Discrete physical properties are called “topological” because they arise from some underlying geometric constraint. For example, the orbital magnetic quantum number m of an electron counts the winding of the wavefunction around an axis and can therefore only be integral. This is in contrast to the momentum of a free electron, which can take on any value. In electrical devices, effects arising from topological properties can increase resilience to noise and have applications in quantum information and metrology. Here, we design and fabricate a simple quantum electrical circuit with remarkable topological properties that we measure using spectroscopy.

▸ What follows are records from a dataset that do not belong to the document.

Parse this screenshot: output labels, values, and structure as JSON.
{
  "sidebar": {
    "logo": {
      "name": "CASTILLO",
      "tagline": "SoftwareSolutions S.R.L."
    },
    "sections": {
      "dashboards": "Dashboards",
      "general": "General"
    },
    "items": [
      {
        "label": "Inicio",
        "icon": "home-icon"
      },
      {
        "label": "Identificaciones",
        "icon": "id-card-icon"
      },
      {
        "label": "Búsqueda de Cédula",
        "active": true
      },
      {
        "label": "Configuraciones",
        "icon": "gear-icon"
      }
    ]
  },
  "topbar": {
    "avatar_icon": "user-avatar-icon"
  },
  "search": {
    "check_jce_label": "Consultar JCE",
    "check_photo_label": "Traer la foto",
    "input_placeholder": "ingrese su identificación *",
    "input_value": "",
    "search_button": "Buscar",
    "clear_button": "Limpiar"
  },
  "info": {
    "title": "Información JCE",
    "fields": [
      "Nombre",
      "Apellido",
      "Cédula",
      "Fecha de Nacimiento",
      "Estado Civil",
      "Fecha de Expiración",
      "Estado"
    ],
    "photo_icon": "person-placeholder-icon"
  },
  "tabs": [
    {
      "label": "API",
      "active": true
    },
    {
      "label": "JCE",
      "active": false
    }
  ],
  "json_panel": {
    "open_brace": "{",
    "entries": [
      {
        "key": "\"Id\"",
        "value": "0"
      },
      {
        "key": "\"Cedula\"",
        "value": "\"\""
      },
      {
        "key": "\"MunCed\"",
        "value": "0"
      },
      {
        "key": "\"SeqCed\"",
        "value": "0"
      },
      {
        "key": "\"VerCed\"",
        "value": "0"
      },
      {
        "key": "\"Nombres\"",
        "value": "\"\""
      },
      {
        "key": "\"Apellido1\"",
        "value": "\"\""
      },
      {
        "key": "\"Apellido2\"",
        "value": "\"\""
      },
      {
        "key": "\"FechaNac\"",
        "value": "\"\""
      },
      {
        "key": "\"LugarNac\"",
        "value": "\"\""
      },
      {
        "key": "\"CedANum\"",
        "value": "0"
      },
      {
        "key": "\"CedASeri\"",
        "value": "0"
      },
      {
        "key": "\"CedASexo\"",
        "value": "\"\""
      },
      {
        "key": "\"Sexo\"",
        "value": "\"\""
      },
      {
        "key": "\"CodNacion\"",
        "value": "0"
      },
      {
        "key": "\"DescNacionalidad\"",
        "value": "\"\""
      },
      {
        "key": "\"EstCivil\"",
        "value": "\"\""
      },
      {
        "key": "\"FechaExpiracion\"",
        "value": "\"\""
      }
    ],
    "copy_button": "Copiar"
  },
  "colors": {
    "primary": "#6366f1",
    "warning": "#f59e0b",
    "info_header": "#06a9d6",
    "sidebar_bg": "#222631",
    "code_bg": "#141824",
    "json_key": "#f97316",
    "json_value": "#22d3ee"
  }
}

Figure 1: (a) Microscope image of BiSQUID device. A superconducting microwave resonator (blue) is coupled to a quantum circuit with three Josephson junctions, yellow inset (b), purple region. Inset: scanning electron microscope image of rightmost Josephson junction (scale bar 100 nm).
Our superconducting circuit, the BiSQUID, consists of three Josephson junctions in parallel. The BiSQUID (Figure 1) acts as an artificial atom whose topological features are encoded in its excitation spectrum, the frequencies at which the artificial atom can absorb energy. When properly tuned with external voltages and currents, this spectrum has a distinctive structure of degeneracies. A degeneracy means that a photon can excite a single quantum state in two different ways. Using microwave techniques adapted from spectroscopy of real atoms, we probe these degeneracies and demonstrate how fabrication parameters dictate whether a BiSQUID will be topologically trivial or not (Figure 2). We identify two binary topological invariants: are there any degeneracies at all? If so, is the ground-state degenerate or are only excited states degenerate? We also identify an integer topological invariant which is equivalent to the orbital magnetic quantum number describing the winding of the wavefunction.
Figure 2: Microwave spectroscopy of topological invariants. In (a) and (b), the microwave response of the resonator is plotted as a function of two control currents changing the magnetic flux threaded by the BiSQUID. For the non-topological BiSQUID (a), there is only one inflection point in the unit cell (blue region inside diamond), whereas for the topological BiSQUID (b), there is a green hourglass shape inside the unit cell with two inflection points. Two inflection points indicate that there are degeneracies in the spectrum. (c,d) shows two-tone spectroscopy of the two devices as a function of a control flux. For the non-topological BiSQUID (c), the excitation spectrum is gapped: the spectral line does not go to zero frequency. For the topological BiSQUID (d), the spectrum heads toward zero at two values of the control parameter. Although we cannot excite the transition at low frequencies, extrapolation of the measured data indicates the degeneracy points.
Measuring the topological properties of a BiSQUID is a first step toward exploiting topology in more complicated circuits.
Reference:
Spectral Signatures of Nontrivial Topology in a Superconducting Circuit, L. Peyruchat, R. H. Rodriguez, J.-L. Smirr, R. Leone, and Ç. Ö. Girit, Phys. Rev. X 14, 041041
DOI: https://doi.org/10.1103/PhysRevX.14.041041